Exploring the Potential of Data-Driven AI Models for Operational Weather Forecasting in Finland

Recent years have witnessed substantial advancements in the development of data-driven artificial intelligence (AI) models aimed at weather forecasting. These models have demonstrated remarkable capabilities, showcasing promising results when compared against conventional Numerical Weather Prediction (NWP) models. This study aims to explore the potential of AI-based forecasts in daily operational weather forecasting, despite the inherent limitations in parameter scope and spatial resolution when compared with prevalent Limited Area Models employed by National Meteorological Services (NMSs).

Finnish Meteorological Institute (FMI) has been running the Pangu-Weather AI model, developed by Huawei, in an operational-like configuration since the summer of 2023. The Github repository provided by ECMWF (ecmwf-lab) was used to build the configuration to run the Pangu-Weather model (the trained parameters of Pangu-Weather are made available under the terms of the BY-NC-SA 4.0 license). The Pangu-Weather forecasts are initialized using ECMWF HRES model analysis fields, and the forecasts are generated with a spatial resolution of 0.25 degrees and temporal resolution identical to ECMWF HRES.

For verification and validation purposes the forecasted fields from Pangu-Weather are made available to FMI forecasters through meteorological Smartmet and Geoweb workstations and point forecasts are stored for verification against observations from Finnish Synop stations.

The primary objective is to assess the physical realism of Pangu-Weather's forecasted weather scenarios for Finland. We consider the surface parameters temperature, mean sea level pressure, wind speed and direction and investigate how well these fields compare with ECMWF HRES forecasts. Point forecasts are also compared with the post-processing methods used by FMI in operational weather forecasting, including Model Output Statistics (MOS) based on ECMWF HRES and FMI Model Blend, which is a consensus model that incorporates inputs from various NWP models.

The preliminary results indicate that Pangu-Weather forecast fields are in general physically realistic, displaying a considerable degree of consistency in pressure and wind fields. Some deviation in the forecasted wind and pressure fields is noticeable in the positioning of low-pressure system centers. Overall, Pangu-Weather maintains a consistent weather development over consecutive lead times, although it employs a hierarchical temporal aggregation approach by integrating multiple AI models for distinct lead times. Verification results against Synop observations in Finland show that for temperature forecasts, Pangu-Weather produces competitive results compared to ECMWF HRES and post-processing methods. However, for wind speed forecasts, Pangu-Weather tends to slightly underforecast the observed wind speeds, possibly due to the coarser resolution and orographic complexities.

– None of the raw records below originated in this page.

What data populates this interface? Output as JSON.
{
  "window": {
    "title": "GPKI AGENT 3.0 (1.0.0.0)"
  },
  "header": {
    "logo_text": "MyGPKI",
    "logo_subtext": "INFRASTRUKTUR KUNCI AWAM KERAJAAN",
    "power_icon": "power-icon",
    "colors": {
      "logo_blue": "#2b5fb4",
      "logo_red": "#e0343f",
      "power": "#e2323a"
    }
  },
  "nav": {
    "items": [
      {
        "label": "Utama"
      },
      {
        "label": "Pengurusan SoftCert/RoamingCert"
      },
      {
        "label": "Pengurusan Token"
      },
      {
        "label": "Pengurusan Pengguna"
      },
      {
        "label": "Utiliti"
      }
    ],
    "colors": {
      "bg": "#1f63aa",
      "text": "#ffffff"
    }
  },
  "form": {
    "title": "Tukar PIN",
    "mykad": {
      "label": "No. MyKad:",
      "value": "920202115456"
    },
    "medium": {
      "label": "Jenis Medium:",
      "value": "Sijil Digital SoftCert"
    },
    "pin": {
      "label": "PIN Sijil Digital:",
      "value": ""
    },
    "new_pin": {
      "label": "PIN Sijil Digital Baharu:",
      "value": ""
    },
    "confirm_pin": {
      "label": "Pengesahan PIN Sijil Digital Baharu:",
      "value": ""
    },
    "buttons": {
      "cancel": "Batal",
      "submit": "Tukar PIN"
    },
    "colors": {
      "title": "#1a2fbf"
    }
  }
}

This research underscores the potential of data-driven AI models in operational weather forecasting while also identifying opportunities for refinement and optimization. Data-driven AI is capable of generating realistic scenarios for the forecasted parameters, offering insights into weather trends. The outcomes of this study contribute to the ongoing dialogue surrounding AI's role in meteorological forecasting, offering valuable information for both meteorological researchers and practitioners.